Ori Tsameret, Intersections Editor

This past Wednesday, the sixth annual Shifting the Paradigm was hosted by the Office of Multicultural Affairs and Tulane’s Title IX office. The event, as part of the All In campaign to end sexual violence on campus, featured a panel of scholars involved in work to support communities of color and a data presentation on sexual violence at Tulane. 

Largely communicating through pre recorded speeches, the introductory speakers included President Mike Fitts and Sienna Abdulahad, director of the Office of Multicultural Affairs. The speeches, particularly Fitts’, espoused personal responsibility, and acknowledged systemic structures and widespread cultural problems that led to racial and sexual violence on campus. No speech mentioned the specific ways that Tulane perpetuates harmful hookup cultures or the school’s racially violent history. Additionally, messages of exceptionalism were clearly passed along, with suggestions of “being a smiling face” and specific acknowledgements of individuals brought to attention.

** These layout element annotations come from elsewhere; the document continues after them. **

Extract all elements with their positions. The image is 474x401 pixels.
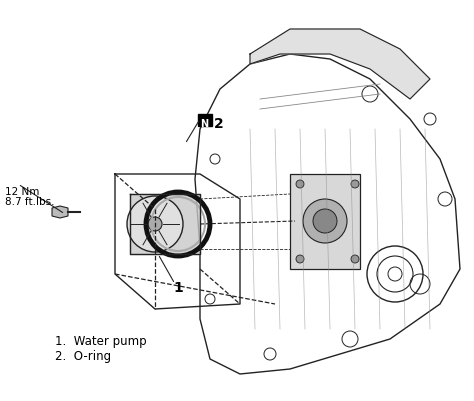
FancyBboxPatch shape [198, 115, 212, 127]
Text: 2.  O-ring: 2. O-ring [55, 349, 111, 362]
Polygon shape [250, 30, 430, 100]
Polygon shape [52, 207, 68, 219]
Bar [290, 174, 360, 269]
Polygon shape [130, 194, 200, 254]
Text: N: N [200, 119, 208, 129]
Circle shape [313, 209, 337, 233]
Circle shape [148, 217, 162, 231]
Text: 8.7 ft.lbs.: 8.7 ft.lbs. [5, 196, 55, 207]
Circle shape [296, 180, 304, 188]
Circle shape [127, 196, 183, 252]
Circle shape [351, 180, 359, 188]
Text: 2: 2 [214, 117, 224, 131]
Text: 1.  Water pump: 1. Water pump [55, 334, 146, 347]
Circle shape [303, 200, 347, 243]
Text: 1: 1 [173, 280, 183, 294]
Text: 12 Nm: 12 Nm [5, 186, 39, 196]
Circle shape [296, 255, 304, 263]
Circle shape [351, 255, 359, 263]
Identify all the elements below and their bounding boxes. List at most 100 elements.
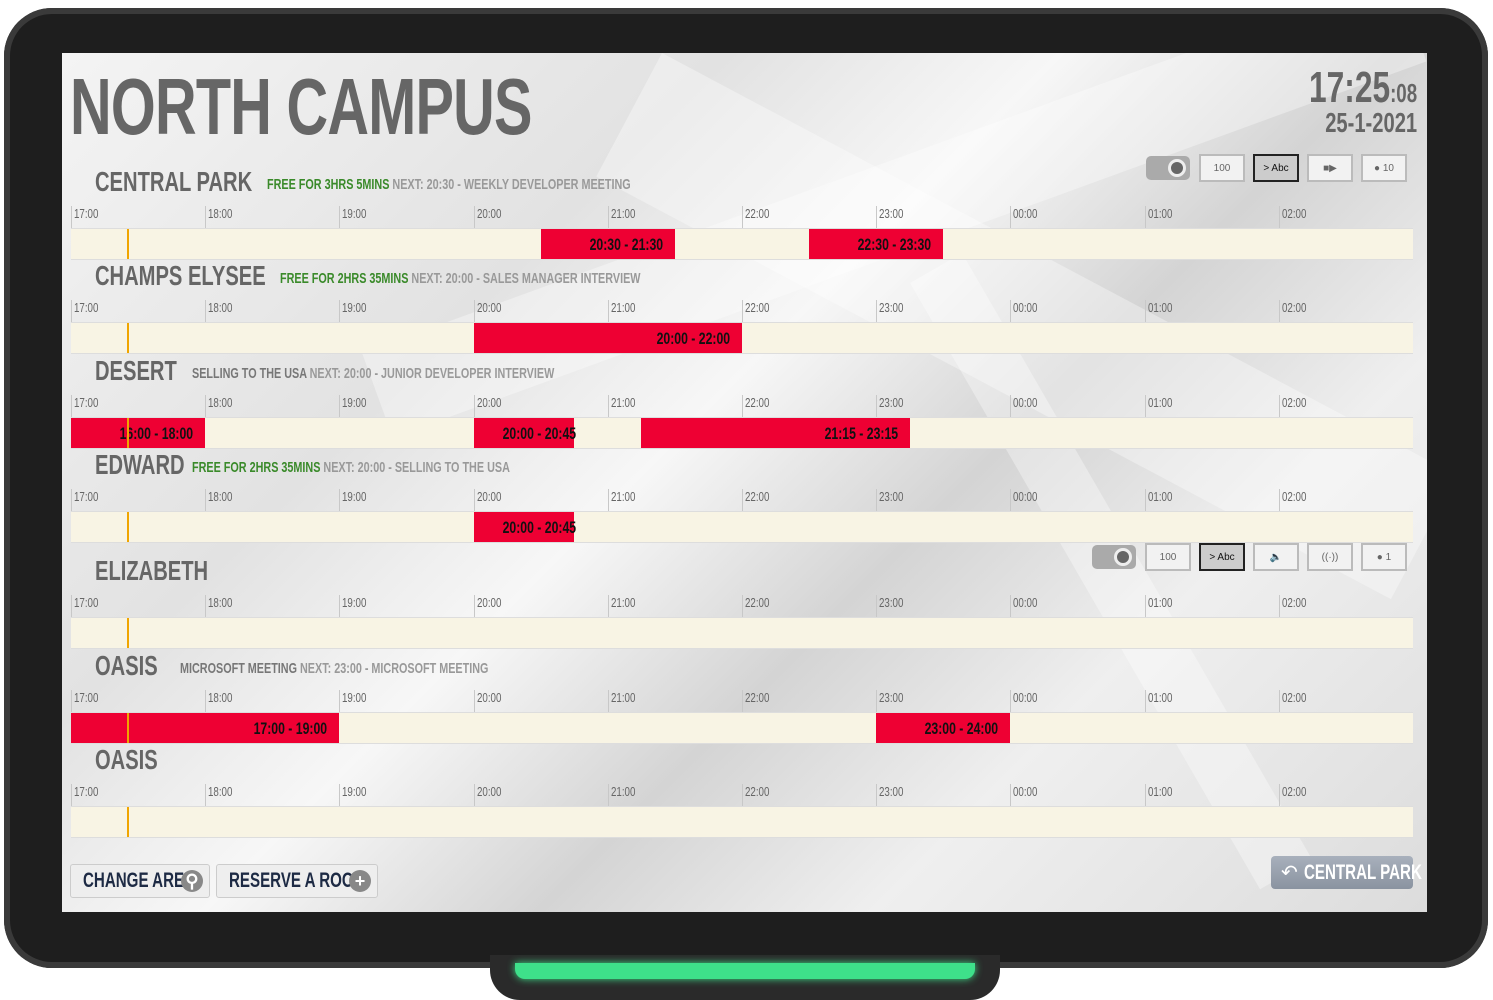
hour-tick: 19:00 [339,300,375,326]
hour-tick: 02:00 [1278,395,1315,421]
booking-bar[interactable]: 20:00 - 20:45 [473,512,576,542]
clock-date: 25-1-2021 [1325,107,1417,138]
next-meeting: NEXT: 20:00 - SALES MANAGER INTERVIEW [410,270,640,287]
hour-tick: 20:00 [473,784,510,810]
current-status: SELLING TO THE USA [192,365,307,382]
hour-tick: 18:00 [205,300,241,326]
hour-tick: 02:00 [1278,489,1315,515]
timeline-track[interactable] [71,617,1413,649]
status-led [515,963,975,979]
hour-tick: 23:00 [876,595,912,621]
timeline-track[interactable]: 20:00 - 20:45 [71,511,1413,543]
room-name[interactable]: OASIS [95,650,158,681]
clock: 17:25:08 25-1-2021 [1267,63,1417,139]
hour-tick: 00:00 [1010,784,1046,810]
current-time-line [126,229,129,259]
booking-bar[interactable]: 22:30 - 23:30 [809,229,944,259]
current-status: FREE FOR 2HRS 35MINS [192,459,321,476]
hour-tick: 23:00 [876,690,912,716]
hour-tick: 19:00 [339,690,375,716]
hour-tick: 20:00 [473,300,510,326]
hour-tick: 22:00 [742,595,778,621]
room-name[interactable]: CHAMPS ELYSEE [95,260,266,291]
current-time-line [126,618,129,648]
hour-tick: 18:00 [205,595,241,621]
hour-tick: 23:00 [876,395,912,421]
hour-tick: 02:00 [1278,595,1315,621]
hour-tick: 00:00 [1010,595,1046,621]
hour-tick: 17:00 [71,206,107,232]
hour-tick: 00:00 [1010,300,1046,326]
hour-tick: 01:00 [1144,595,1181,621]
next-meeting: NEXT: 20:00 - SELLING TO THE USA [323,459,510,476]
hour-tick: 22:00 [742,784,778,810]
hour-tick: 20:00 [473,489,510,515]
hour-tick: 17:00 [71,595,107,621]
hour-tick: 20:00 [473,690,510,716]
hour-tick: 02:00 [1278,300,1315,326]
hour-tick: 20:00 [473,206,510,232]
plus-icon: + [349,870,371,892]
search-icon: ⚲ [181,870,203,892]
timeline-track[interactable]: 17:00 - 19:00 23:00 - 24:00 [71,712,1413,744]
hour-tick: 19:00 [339,395,375,421]
hour-tick: 02:00 [1278,206,1315,232]
booking-bar[interactable]: 21:15 - 23:15 [641,418,910,448]
booking-bar[interactable]: 20:00 - 20:45 [473,418,576,448]
timeline-track[interactable] [71,806,1413,838]
current-status: FREE FOR 2HRS 35MINS [279,270,408,287]
projector-icon [1091,543,1137,571]
back-to-room-button[interactable]: ↶ CENTRAL PARK [1271,856,1422,889]
current-time-line [126,807,129,837]
amenity-icons: 100 > Abc 🔈 ((·)) ● 1 [1091,543,1407,571]
hour-tick: 19:00 [339,489,375,515]
hour-tick: 18:00 [205,784,241,810]
capacity-icon: ● 10 [1361,154,1407,182]
room-status: SELLING TO THE USA NEXT: 20:00 - JUNIOR … [192,365,695,382]
reserve-room-button[interactable]: RESERVE A ROOM + [216,864,378,898]
hour-tick: 23:00 [876,489,912,515]
hour-tick: 00:00 [1010,206,1046,232]
room-status: FREE FOR 3HRS 5MINS NEXT: 20:30 - WEEKLY… [267,176,772,193]
timeline-track[interactable]: 20:00 - 22:00 [71,322,1413,354]
room-status: FREE FOR 2HRS 35MINS NEXT: 20:00 - SALES… [280,270,781,287]
hour-tick: 00:00 [1010,690,1046,716]
hour-tick: 02:00 [1278,784,1315,810]
booking-bar[interactable]: 23:00 - 24:00 [876,713,1011,743]
back-arrow-icon: ↶ [1281,862,1298,884]
hour-tick: 18:00 [205,690,241,716]
booking-bar[interactable]: 20:30 - 21:30 [540,229,675,259]
timeline-track[interactable]: 16:00 - 18:00 20:00 - 20:45 21:15 - 23:15 [71,417,1413,449]
change-area-button[interactable]: CHANGE AREA ⚲ [70,864,210,898]
booking-bar[interactable]: 17:00 - 19:00 [71,713,340,743]
current-time-line [126,512,129,542]
room-name[interactable]: ELIZABETH [95,555,209,586]
current-status: FREE FOR 3HRS 5MINS [267,176,390,193]
display-icon: > Abc [1199,543,1245,571]
current-status: MICROSOFT MEETING [179,660,297,677]
timeline-track[interactable]: 20:30 - 21:30 22:30 - 23:30 [71,228,1413,260]
hour-tick: 17:00 [71,690,107,716]
whiteboard-icon: 100 [1145,543,1191,571]
hour-tick: 22:00 [742,489,778,515]
hour-tick: 22:00 [742,206,778,232]
next-meeting: NEXT: 20:30 - WEEKLY DEVELOPER MEETING [392,176,631,193]
hour-tick: 00:00 [1010,489,1046,515]
room-name[interactable]: DESERT [95,355,177,386]
room-name[interactable]: OASIS [95,744,158,775]
hour-tick: 21:00 [607,395,644,421]
booking-bar[interactable]: 20:00 - 22:00 [473,323,742,353]
hour-tick: 21:00 [607,784,644,810]
hour-tick: 18:00 [205,489,241,515]
room-name[interactable]: CENTRAL PARK [95,166,253,197]
page-title: NORTH CAMPUS [70,62,532,151]
hour-tick: 22:00 [742,395,778,421]
hour-tick: 21:00 [607,206,644,232]
booking-bar[interactable]: 16:00 - 18:00 [71,418,206,448]
current-time-line [126,323,129,353]
hour-tick: 23:00 [876,300,912,326]
capacity-icon: ● 1 [1361,543,1407,571]
hour-tick: 19:00 [339,595,375,621]
whiteboard-icon: 100 [1199,154,1245,182]
room-name[interactable]: EDWARD [95,449,185,480]
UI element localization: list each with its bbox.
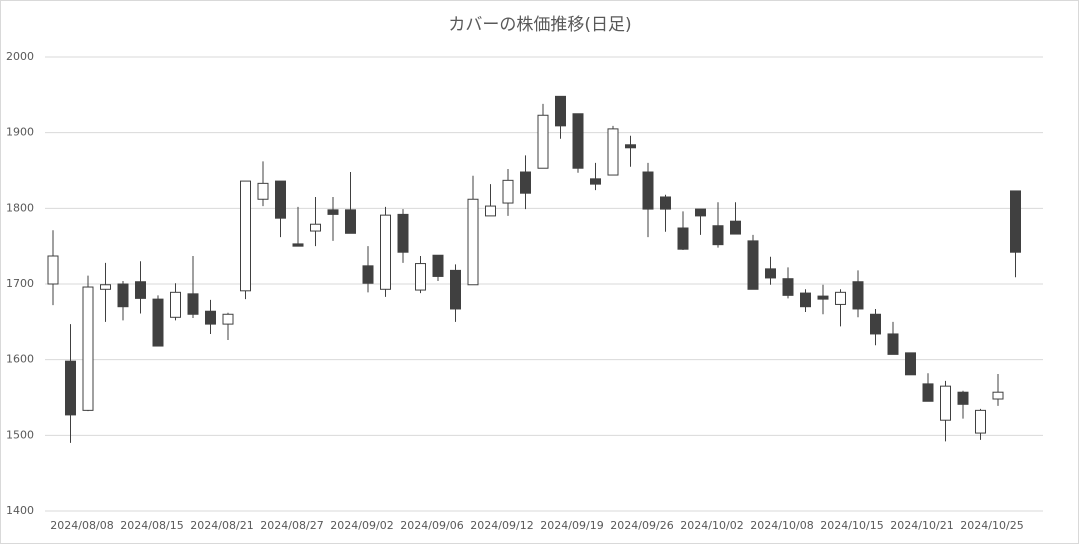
- x-tick-label: 2024/08/21: [190, 519, 253, 532]
- x-tick-label: 2024/10/21: [890, 519, 953, 532]
- candle-body: [187, 293, 199, 315]
- candle-body: [467, 198, 479, 286]
- candle-body: [327, 209, 339, 215]
- x-tick-label: 2024/09/12: [470, 519, 533, 532]
- candle-body: [502, 179, 514, 204]
- candle-body: [397, 213, 409, 253]
- y-tick-label: 1400: [6, 504, 34, 517]
- candle-body: [695, 208, 706, 217]
- x-tick-label: 2024/10/25: [960, 519, 1023, 532]
- candle-body: [677, 227, 689, 250]
- y-tick-label: 1600: [6, 353, 34, 366]
- candle-body: [222, 313, 234, 325]
- candle-body: [310, 223, 321, 232]
- candle-body: [520, 171, 531, 194]
- x-tick-label: 2024/08/27: [260, 519, 323, 532]
- candle-body: [275, 180, 286, 219]
- candle-body: [712, 225, 724, 246]
- x-tick-label: 2024/09/26: [610, 519, 673, 532]
- candle-body: [450, 269, 461, 310]
- candle-body: [135, 281, 146, 299]
- candle-body: [205, 310, 216, 325]
- candle-body: [625, 144, 636, 149]
- candle-body: [117, 283, 129, 308]
- candle-body: [485, 205, 496, 217]
- x-tick-label: 2024/10/15: [820, 519, 883, 532]
- y-tick-label: 1900: [6, 126, 34, 139]
- candle-body: [240, 180, 251, 292]
- x-tick-label: 2024/10/02: [680, 519, 743, 532]
- candle-body: [380, 214, 391, 290]
- candle-body: [922, 383, 934, 402]
- candle-body: [992, 391, 1004, 400]
- y-tick-label: 1500: [6, 428, 34, 441]
- candle-body: [292, 243, 304, 247]
- candle-body: [555, 95, 566, 127]
- candle-body: [782, 278, 794, 296]
- candle-body: [170, 291, 181, 318]
- candle-body: [257, 182, 269, 200]
- y-tick-label: 1700: [6, 277, 34, 290]
- candle-body: [642, 171, 654, 210]
- candle-body: [870, 313, 881, 335]
- candle-body: [1010, 190, 1021, 253]
- candle-body: [852, 281, 864, 310]
- candle-body: [152, 298, 164, 347]
- candle-body: [590, 178, 601, 185]
- candle-body: [572, 113, 584, 169]
- candle-body: [835, 291, 846, 305]
- x-tick-label: 2024/09/06: [400, 519, 463, 532]
- candle-body: [345, 209, 356, 234]
- candle-body: [82, 286, 94, 411]
- candle-body: [432, 254, 444, 277]
- y-tick-label: 2000: [6, 50, 34, 63]
- x-tick-label: 2024/08/15: [120, 519, 183, 532]
- candle-body: [800, 292, 811, 308]
- candle-body: [730, 220, 741, 235]
- candle-body: [887, 333, 899, 355]
- chart-title: カバーの株価推移(日足): [448, 15, 631, 35]
- x-tick-label: 2024/09/02: [330, 519, 393, 532]
- x-tick-label: 2024/09/19: [540, 519, 603, 532]
- candle-body: [940, 385, 951, 421]
- candle-body: [957, 391, 969, 405]
- candle-body: [415, 263, 426, 291]
- x-tick-label: 2024/10/08: [750, 519, 813, 532]
- candle-body: [537, 114, 549, 169]
- candle-body: [660, 196, 671, 210]
- candle-body: [362, 265, 374, 284]
- candle-body: [47, 255, 59, 285]
- candle-body: [607, 128, 619, 176]
- candle-body: [747, 240, 759, 290]
- x-tick-label: 2024/08/08: [50, 519, 113, 532]
- candle-body: [100, 284, 111, 290]
- y-tick-label: 1800: [6, 201, 34, 214]
- candle-body: [975, 409, 986, 434]
- candle-body: [817, 295, 829, 300]
- candle-body: [765, 268, 776, 279]
- candle-body: [65, 360, 76, 416]
- candle-body: [905, 352, 916, 376]
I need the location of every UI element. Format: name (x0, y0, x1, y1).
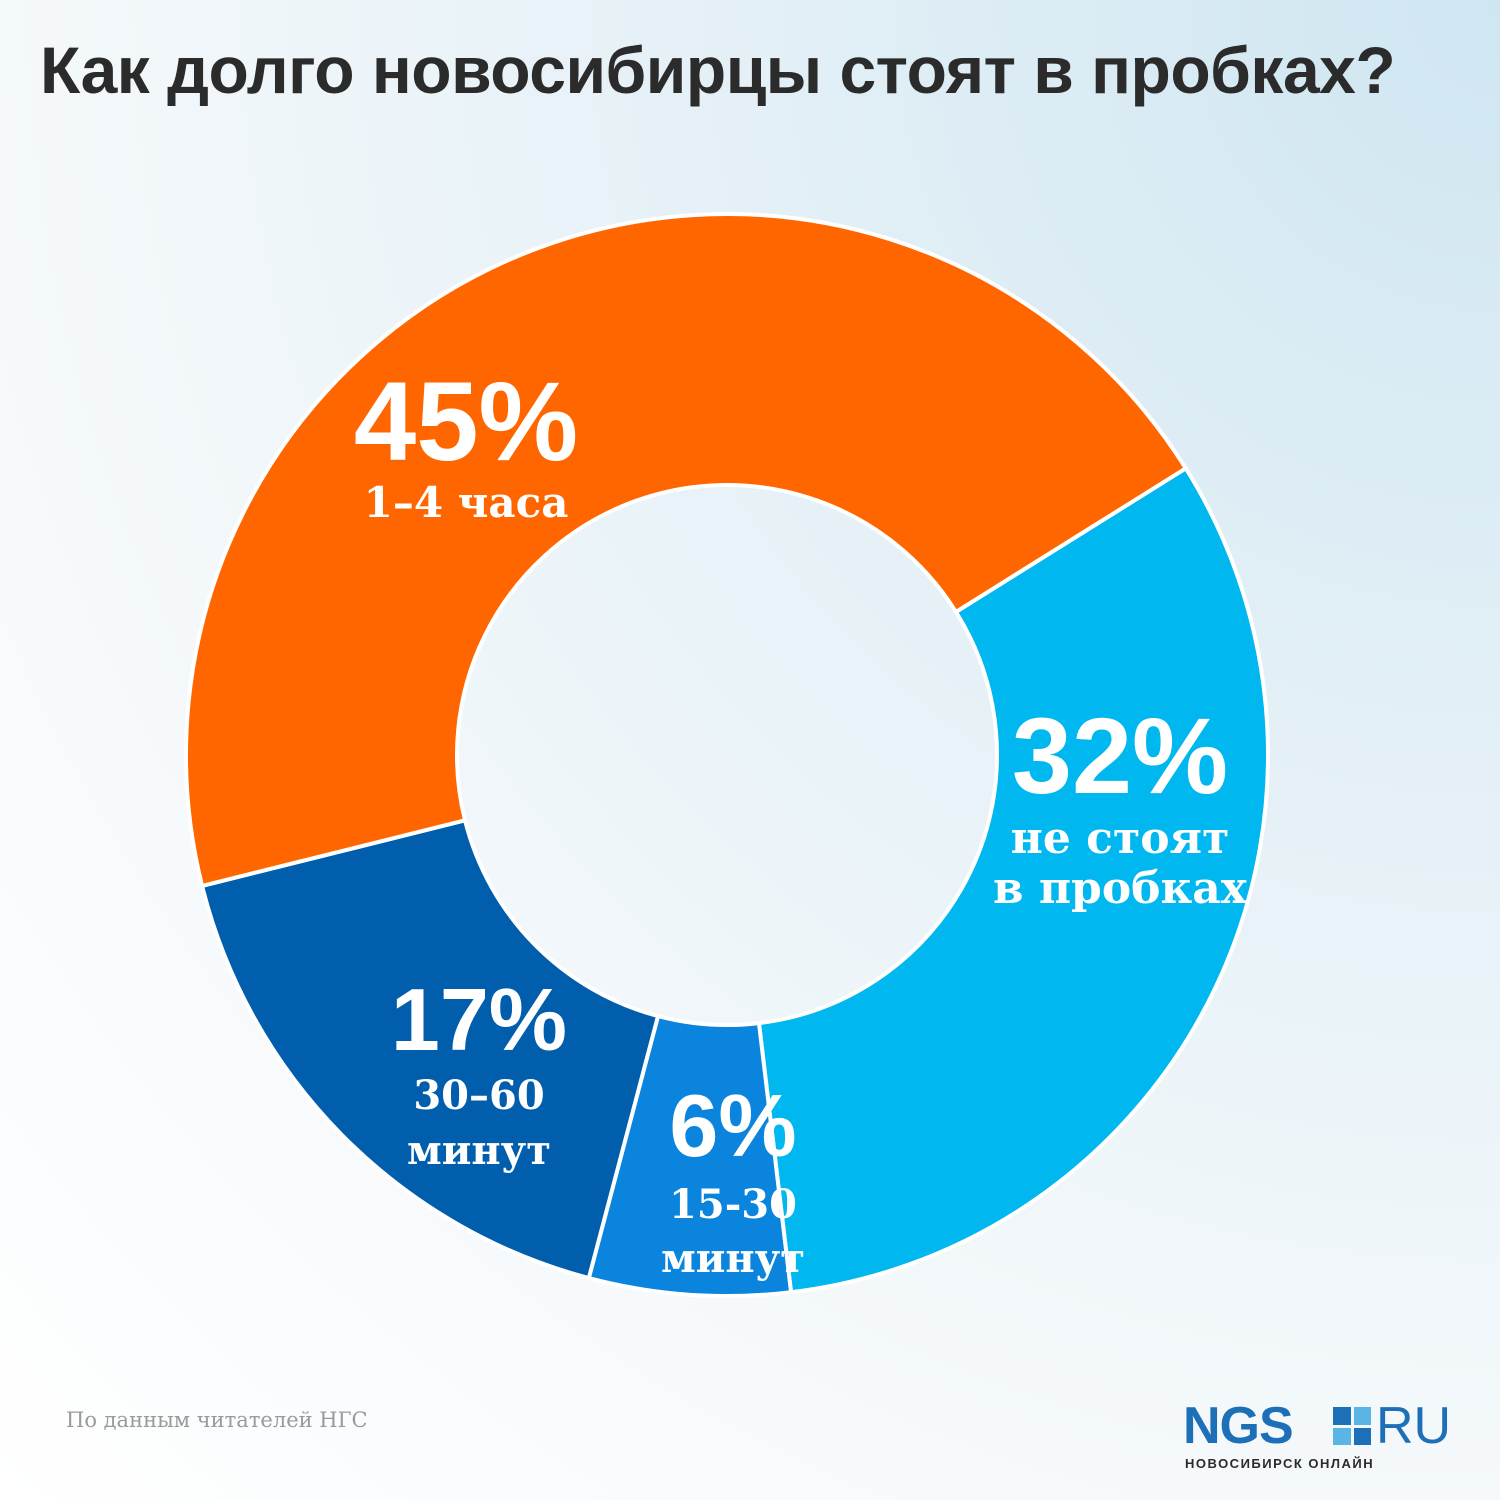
slice-category-label: минут (407, 1127, 551, 1174)
slice-percent-label: 45% (354, 359, 578, 484)
slice-category-label: не стоят (1011, 813, 1230, 864)
source-note: По данным читателей НГС (66, 1408, 368, 1432)
slice-category-label: 15-30 (669, 1181, 797, 1228)
donut-slice (756, 466, 1270, 1295)
slice-percent-label: 32% (1012, 695, 1228, 816)
slice-category-label: 30–60 (413, 1072, 544, 1119)
donut-slice (200, 818, 661, 1281)
logo-square-icon (1333, 1407, 1371, 1445)
logo-subtitle: НОВОСИБИРСК ОНЛАЙН (1185, 1456, 1375, 1471)
chart-title: Как долго новосибирцы стоят в пробках? (40, 33, 1396, 107)
donut-slice (184, 212, 1188, 888)
slice-percent-label: 6% (669, 1076, 796, 1175)
ngs-logo: NGS RU НОВОСИБИРСК ОНЛАЙН (1183, 1397, 1463, 1471)
logo-word: NGS (1183, 1397, 1294, 1455)
slice-percent-label: 17% (391, 970, 567, 1069)
slice-category-label: в пробках (993, 863, 1248, 914)
slice-category-label: минут (661, 1235, 805, 1282)
logo-tld: RU (1376, 1397, 1452, 1455)
slice-category-label: 1–4 часа (364, 478, 569, 527)
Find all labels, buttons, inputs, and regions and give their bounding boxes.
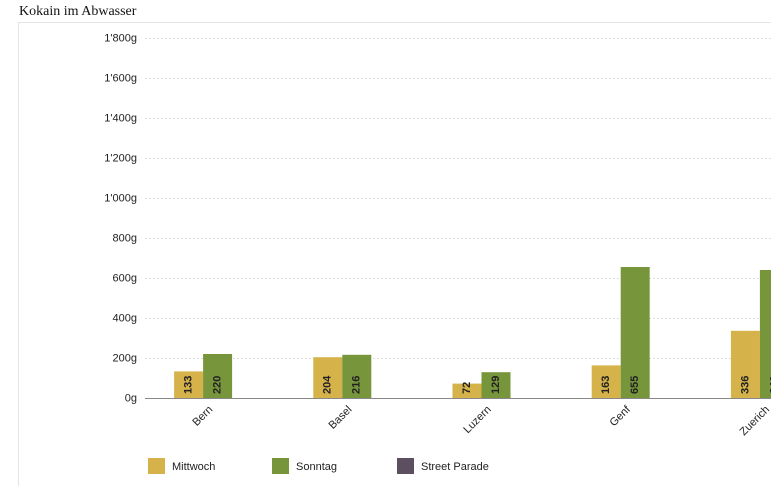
y-tick-label: 400g xyxy=(113,312,137,324)
bar xyxy=(342,354,372,398)
y-tick-label: 0g xyxy=(125,392,137,404)
data-label: 220 xyxy=(212,376,224,394)
data-label: 216 xyxy=(351,376,363,394)
data-label: 204 xyxy=(322,375,334,394)
bar xyxy=(481,372,511,398)
y-tick-label: 1'000g xyxy=(104,192,137,204)
bar xyxy=(759,270,771,398)
data-label: 336 xyxy=(739,376,751,394)
bar xyxy=(591,365,621,398)
y-tick-label: 1'400g xyxy=(104,112,137,124)
data-label: 133 xyxy=(183,376,195,394)
legend-swatch xyxy=(397,458,414,474)
data-label: 655 xyxy=(629,376,641,394)
bar xyxy=(313,357,343,398)
legend-label: Sonntag xyxy=(296,461,337,473)
bar xyxy=(730,330,760,398)
legend-label: Mittwoch xyxy=(172,461,215,473)
legend-label: Street Parade xyxy=(421,461,489,473)
y-tick-label: 600g xyxy=(113,272,137,284)
bar xyxy=(174,371,204,398)
x-tick-label: Bern xyxy=(190,404,215,429)
y-tick-label: 1'800g xyxy=(104,32,137,44)
y-tick-label: 1'600g xyxy=(104,72,137,84)
data-label: 129 xyxy=(490,376,502,394)
legend-swatch xyxy=(272,458,289,474)
x-tick-label: Luzern xyxy=(461,404,493,436)
data-label: 72 xyxy=(461,382,473,394)
bar xyxy=(452,383,482,398)
chart-title: Kokain im Abwasser xyxy=(19,4,137,19)
y-tick-label: 1'200g xyxy=(104,152,137,164)
y-tick-label: 800g xyxy=(113,232,137,244)
legend-swatch xyxy=(148,458,165,474)
data-label: 163 xyxy=(600,376,612,394)
data-label: 640 xyxy=(768,376,771,394)
y-tick-label: 200g xyxy=(113,352,137,364)
bar xyxy=(620,267,650,398)
x-tick-label: Zuerich xyxy=(738,404,771,438)
bar xyxy=(203,354,233,398)
x-tick-label: Basel xyxy=(327,404,355,432)
x-tick-label: Genf xyxy=(608,403,634,429)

As the speeches concluded, Meredith Smith, assistant provost for Title IX and clery compliance, began a presentation covering the data for the rates of varying kinds of sexual violence on Tulane’s campus, as compiled from the annual climate survey. The data revealed higher numbers of overall sexual misconduct allegations this year — with the coronavirus compounding them — than last year. The Title IX office also found variations in the form that these misconduct allegations took, with less of some types of cases and more of others. The research methodology for the climate survey was also tweaked this year, with a new category, “exploitation,” being introduced into the data collection. Smith concluded her presentation by explaining the new shifts in the Title IX coverage, with points worth mentioning including the lack of coverage of off-campus, excluding Greek life, other student organizations and study abroad incidents. 

The speaker panel carried the majority of the weight of the event, with 5 scholar-panelists and one moderator being present. All panelists involved held backgrounds in social work, counseling, or work on higher education campuses. The panel moderator herself, Samantha Francois, is an assistant professor at Tulane’s school of social work. 

The panel covered a wide variety of topics pertaining to racial issues and sexual violence on campus and panelists by and large stressed the interconnectedness of systemic violence and interpersonal violence. Panelist Toy Jones took Breonna Taylor, whose grand jury decision came back on Wednesday, as an example of public violence that was not met with the attention or justice it deserves. Jones pushed this point further, positing that everyday cases of private or interpersonal violence may happen and how at predominantly white institutions such as Tulane the act of reporting for students of color may be less straightforward. During a discussion of the difficulties queer students may face, panelist Jordan West pointed out the way discourse of sexual violence is often exclusive, leaving out Black transgender students and centering white, cisgender female students. West continued on this point, stating that queer students may be doubted more or misunderstood on the basis of their sexuality. 

Ultimately, the panel concluded that work to improve these cultures and to diffuse the upholding of whiteness through sexual violence must be done by every single person.